Here is Theorem 4.20 in the book Principles of Mathematical Analysis by Walter Rudin, third edition:
Let $E$ be a non-compact set in $\mathbb{R}^1$. Then
(a) there exists a continuous function on $E$ which is not bounded;
(b) there exists a continuous and bounded function on $E$ which has no maximum.
If, in addition, $E$ is bounded, then
(c) there exists a continuous function on $E$ which is not uniformly continuous.
Thus Theorem 4.20(c) can be stated as follows: On a bound subset non-compact of $\mathbb{R}$, there exists a continuous function which is not uniformly continuous. Or, equivalently, if every continuous function on a non-compact subset $E$ of $\mathbb{R}$ is also uniformly continuous, then $E$ is unbounded.
Now my question is as follows:
Let $E$ be a non-compact subset of $\mathbb{R}$ such that $E$ is not bounded. Then can we conclude from Theorem 4.20(c) in Baby Rudin that every continuous function $f \colon E \to \mathbb{R}$ is also uniformly continuous on $E$? If so, then how to give a proof of this fact?

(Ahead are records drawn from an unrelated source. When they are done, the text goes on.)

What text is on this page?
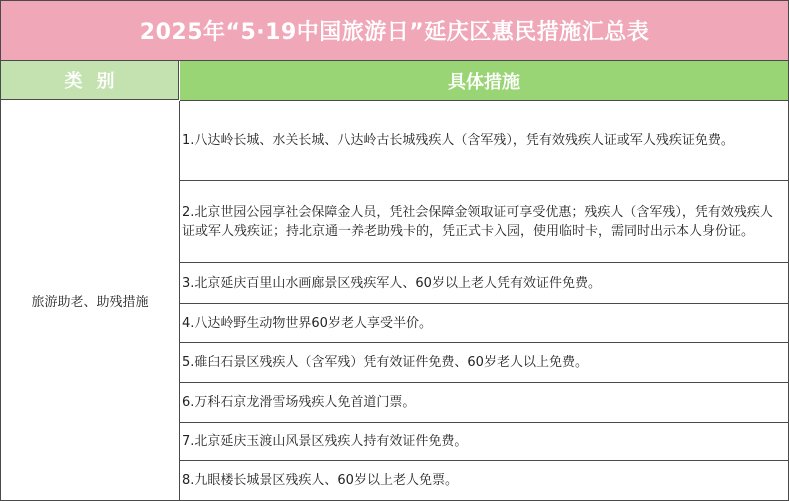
2025年“5·19中国旅游日”延庆区惠民措施汇总表
类别	具体措施
旅游助老、助残措施
1.八达岭长城、水关长城、八达岭古长城残疾人（含军残），凭有效残疾人证或军人残疾证免费。
2.北京世园公园享社会保障金人员，凭社会保障金领取证可享受优惠；残疾人（含军残），凭有效残疾人证或军人残疾证；持北京通一养老助残卡的，凭正式卡入园，使用临时卡，需同时出示本人身份证。
3.北京延庆百里山水画廊景区残疾军人、60岁以上老人凭有效证件免费。
4.八达岭野生动物世界60岁老人享受半价。
5.碓臼石景区残疾人（含军残）凭有效证件免费、60岁老人以上免费。
6.万科石京龙滑雪场残疾人免首道门票。
7.北京延庆玉渡山风景区残疾人持有效证件免费。
8.九眼楼长城景区残疾人、60岁以上老人免票。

And, is there a way of generalising this result to maps between arbitrary metric spaces, along the lines of Theorem 4.19 in Baby Rudin?
This is not true. Take $E=\mathbb R$ for example. Then your "theorem" would imply that every continuous function $\mathbb R\to\mathbb R$ is also uniformly continuous, which is wrong. Consider $f(x)=x^2$ as a counterexample.